Whatever strategy I was going to employ was abandoned. I engaged in small talk around some other items to deflect from the screen and she played along. There were a few hints and stories of these objects,  ownership and how they came to be here. Their various virtues and potted histories were trotted out.I smiled and nodded. I soaked it up but my eye kept returning to the screen. She noticed.  “You like?” I stuttered and pointed to a print that was hanging near by. “You get this screen at a very good price, very good, not like anything anywhere else.” I thought what the hell and we started on the money matters, American Dollars, cash, now. I carried cash always, that was how I worked. We talked figures, she screwed up her face and rolled her eyes. I returned the compliment and upped the tone of my body language. 

I was right up against the screen, studying the details, the form, the working. She was beside me, pointing to the figures, jabbering about the tales it told.  Three faces of Winter...but there is a curse.
I looked her straight in the eye. “Curse?” “The three faces of Winter is one side of the screen, have you not seen the other side?” I'd thought that the screen was the same on both sides, it hadn't occurred to me that the other side might be different. 

I struggled past various awkward artifacts and managed to crane myself around to see the rear of the object. It was pretty much the reverse of the displayed side though the design had faded a bit and there were black or dark brown stains and splattered across part of it. “And the stains are?” “Blood of course, blood from the various attacks, murders, that sort of thing”. She was grinning at little, confident in my ignorance and delighted that I was now intrigued. I leaned over a little further and clambered over the bric-a-brac until I was finally behind the screen. Once there I could clearly see the marks and the fine work that had gone into the manufacture of the screen. I stood for some time taking in the newly revealed detail. There were a lot of stains it seemed, not all the same colour, in different places and all looking like they'd occurred over time. A long time. I crouched down and took a closer look. This was authentic and I was sure and there was more of a story to it. I love history and the chance to cash in on it.
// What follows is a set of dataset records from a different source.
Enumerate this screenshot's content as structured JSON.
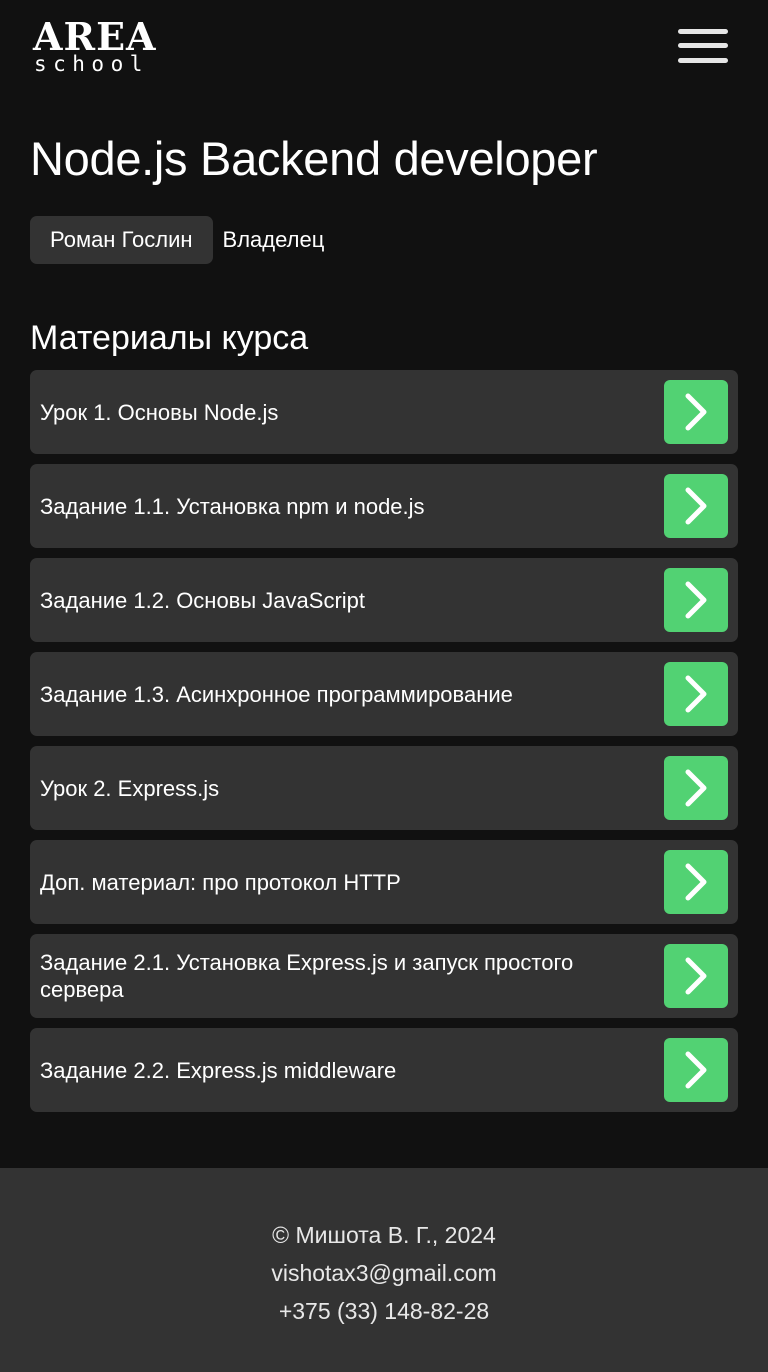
{
  "header": {
    "logo_top": "AREA",
    "logo_bottom": "school",
    "menu_icon": "hamburger-menu-icon"
  },
  "course": {
    "title": "Node.js Backend developer",
    "owner_name": "Роман Гослин",
    "owner_role": "Владелец"
  },
  "materials": {
    "title": "Материалы курса",
    "items": [
      {
        "label": "Урок 1. Основы Node.js"
      },
      {
        "label": "Задание 1.1. Установка npm и node.js"
      },
      {
        "label": "Задание 1.2. Основы JavaScript"
      },
      {
        "label": "Задание 1.3. Асинхронное программирование"
      },
      {
        "label": "Урок 2. Express.js"
      },
      {
        "label": "Доп. материал: про протокол HTTP"
      },
      {
        "label": "Задание 2.1. Установка Express.js и запуск простого сервера"
      },
      {
        "label": "Задание 2.2. Express.js middleware"
      }
    ],
    "open_icon": "chevron-right-icon"
  },
  "footer": {
    "copyright": "© Мишота В. Г., 2024",
    "email": "vishotax3@gmail.com",
    "phone": "+375 (33) 148-82-28"
  },
  "colors": {
    "background": "#111111",
    "card": "#333333",
    "accent": "#52d273",
    "text": "#ffffff"
  }
}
The next few seconds were a blur. I was aware of the girl getting closer to me, smiling. I also sensed another figure behind me or around me, had something emerged from the screen? That made no sense. Then a sudden pain, sharp and intense. I wanted to shout out but I was choking. A sharp object had pierced my neck. I entered some other world. There was pain and a grinning face. There was a spurt of red and I was falling. Then a black cloud passed across my eyes circling like some swirling passing storm and I was gone.
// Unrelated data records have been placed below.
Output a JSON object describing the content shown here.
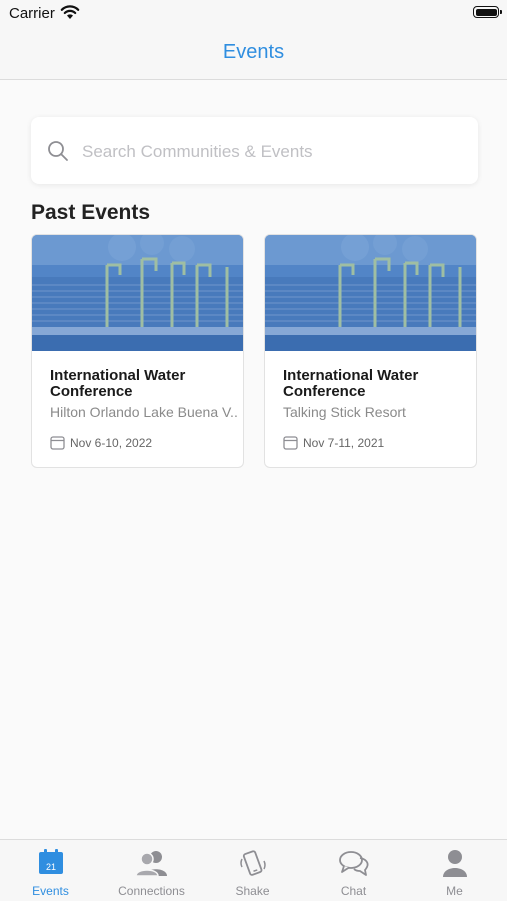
{
  "status_bar": {
    "carrier": "Carrier"
  },
  "nav": {
    "title": "Events"
  },
  "search": {
    "placeholder": "Search Communities & Events",
    "value": ""
  },
  "past_events": {
    "section_title": "Past Events",
    "events": [
      {
        "title": "International Water Conference",
        "venue": "Hilton Orlando Lake Buena V...",
        "date": "Nov 6-10, 2022"
      },
      {
        "title": "International Water Conference",
        "venue": "Talking Stick Resort",
        "date": "Nov 7-11, 2021"
      }
    ]
  },
  "tab_bar": {
    "active": "Events",
    "calendar_icon_day": "21",
    "tabs": [
      {
        "label": "Events",
        "icon": "calendar-icon"
      },
      {
        "label": "Connections",
        "icon": "people-icon"
      },
      {
        "label": "Shake",
        "icon": "phone-shake-icon"
      },
      {
        "label": "Chat",
        "icon": "chat-bubbles-icon"
      },
      {
        "label": "Me",
        "icon": "person-icon"
      }
    ]
  },
  "colors": {
    "accent": "#2f8ee0",
    "tab_inactive": "#8e8e93",
    "card_image_tint": "#4a7fc0"
  }
}
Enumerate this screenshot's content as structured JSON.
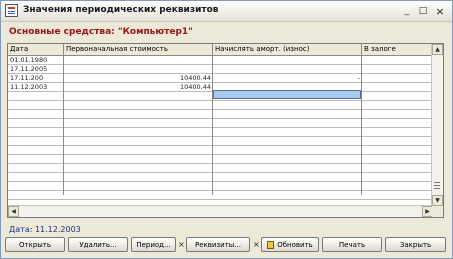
{
  "window": {
    "title": "Значения периодических реквизитов",
    "controls": {
      "minimize": "_",
      "maximize": "□",
      "close": "×"
    }
  },
  "subtitle": "Основные средства: \"Компьютер1\"",
  "table": {
    "columns": [
      "Дата",
      "Первоначальная стоимость",
      "Начислять аморт. (износ)",
      "В залоге"
    ],
    "rows": [
      [
        "01.01.1980",
        "",
        "",
        ""
      ],
      [
        "17.11.2005",
        "",
        "",
        ""
      ],
      [
        "17.11.200",
        "10400.44",
        "-",
        ""
      ],
      [
        "11.12.2003",
        "10400.44",
        "",
        ""
      ],
      [
        "",
        "",
        "",
        ""
      ],
      [
        "",
        "",
        "",
        ""
      ],
      [
        "",
        "",
        "",
        ""
      ],
      [
        "",
        "",
        "",
        ""
      ],
      [
        "",
        "",
        "",
        ""
      ],
      [
        "",
        "",
        "",
        ""
      ],
      [
        "",
        "",
        "",
        ""
      ],
      [
        "",
        "",
        "",
        ""
      ],
      [
        "",
        "",
        "",
        ""
      ],
      [
        "",
        "",
        "",
        ""
      ],
      [
        "",
        "",
        "",
        ""
      ],
      [
        "",
        "",
        "",
        ""
      ]
    ]
  },
  "status": {
    "date_label": "Дата: 11.12.2003"
  },
  "buttons": {
    "open": "Открыть",
    "delete": "Удалить...",
    "period": "Период...",
    "requisites": "Реквизиты...",
    "refresh": "Обновить",
    "print": "Печать",
    "close": "Закрыть"
  }
}
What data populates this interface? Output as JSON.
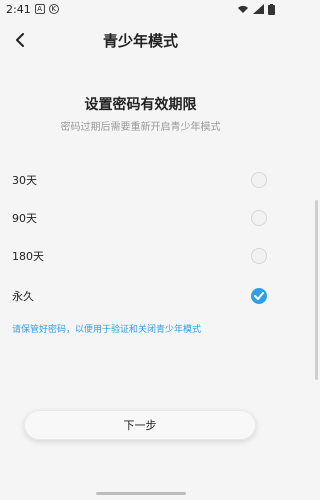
{
  "status_bar": {
    "time": "2:41",
    "icons": [
      "wifi-icon",
      "signal-icon",
      "battery-icon"
    ]
  },
  "top_bar": {
    "title": "青少年模式",
    "back_icon": "back-chevron-icon"
  },
  "content": {
    "heading": "设置密码有效期限",
    "subheading": "密码过期后需要重新开启青少年模式",
    "options": [
      {
        "label": "30天",
        "selected": false
      },
      {
        "label": "90天",
        "selected": false
      },
      {
        "label": "180天",
        "selected": false
      },
      {
        "label": "永久",
        "selected": true
      }
    ],
    "notice": "请保管好密码，以便用于验证和关闭青少年模式"
  },
  "actions": {
    "next_label": "下一步"
  },
  "colors": {
    "accent": "#2ea0e6",
    "background": "#f5f5f5"
  }
}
I awoke in the hospital. In a white bed with a bandage tightly wrapped around my neck. The slow shock of the truth was painful and sobering. I was in a city a hundred miles away and I was without explanations. I'd been found in an alley, drugged and stabbed but alive. No money, passport or valuables. No connections with the market I guessed, the police wanted a word apparently. I was angry and confused...and cursed. I looked across the ward. There on the wall there was an old print, a Chinese piece. I recognised it immediately now. The three faces of winter but without faces, just the bare background. In life there are no clear rules, people do what they do, there are no rules apart from those you choose to adopt for yourself and you must stay wary of the rules that others may make for themselves.